[PATCH liburing 10/11] overflow: add tests

Dylan Yudaken <dylany@xxxxxx> · Mon, 15 Aug 2022 06:09:46 -0700

Add tests that verify that overflow conditions behave appropriately.
Specifically:
 * if overflow is continually flushed, then CQEs should arrive mostly in
 order to prevent starvation of some completions
 * if CQEs are dropped due to GFP_ATOMIC allocation failures it is
 possible to terminate cleanly.
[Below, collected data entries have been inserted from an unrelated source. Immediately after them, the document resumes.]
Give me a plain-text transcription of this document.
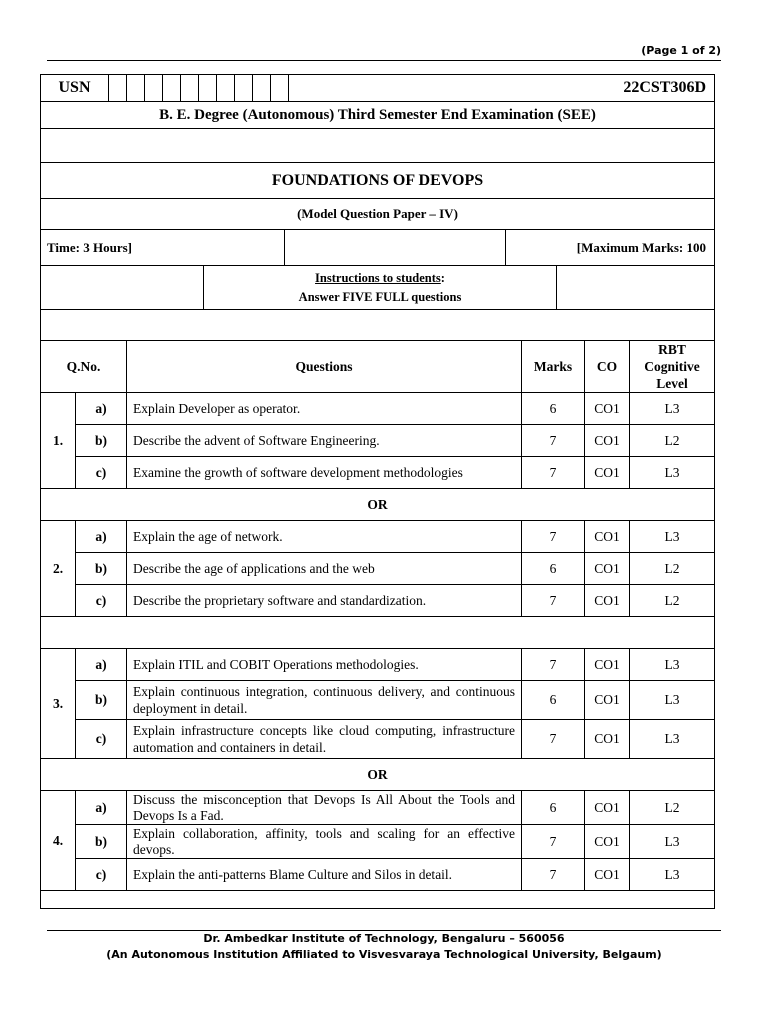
(Page 1 of 2)
USN											22CST306D
B. E. Degree (Autonomous) Third Semester End Examination (SEE)

FOUNDATIONS OF DEVOPS
(Model Question Paper – IV)
Time: 3 Hours]		[Maximum Marks: 100
	Instructions to students:
Answer FIVE FULL questions	

Q.No.		Questions	Marks	CO	RBT
Cognitive
Level
1.	a)	Explain Developer as operator.	6	CO1	L3
	b)	Describe the advent of Software Engineering.	7	CO1	L2
	c)	Examine the growth of software development methodologies	7	CO1	L3
OR					
2.	a)	Explain the age of network.	7	CO1	L3
	b)	Describe the age of applications and the web	6	CO1	L2
	c)	Describe the proprietary software and standardization.	7	CO1	L2

3.	a)	Explain ITIL and COBIT Operations methodologies.	7	CO1	L3
	b)	Explain continuous integration, continuous delivery, and continuous deployment in detail.	6	CO1	L3
	c)	Explain infrastructure concepts like cloud computing, infrastructure automation and containers in detail.	7	CO1	L3
OR					
4.	a)	Discuss the misconception that Devops Is All About the Tools and Devops Is a Fad.	6	CO1	L2
	b)	Explain collaboration, affinity, tools and scaling for an effective devops.	7	CO1	L3
	c)	Explain the anti-patterns Blame Culture and Silos in detail.	7	CO1	L3

Dr. Ambedkar Institute of Technology, Bengaluru – 560056
(An Autonomous Institution Affiliated to Visvesvaraya Technological University, Belgaum)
This is not tested by default as it
 requires debug kernel config, and also has system-wide effects

Signed-off-by: Dylan Yudaken <dylany@xxxxxx>
---
 test/cq-overflow.c | 248 +++++++++++++++++++++++++++++++++++++++++++--
 1 file changed, 241 insertions(+), 7 deletions(-)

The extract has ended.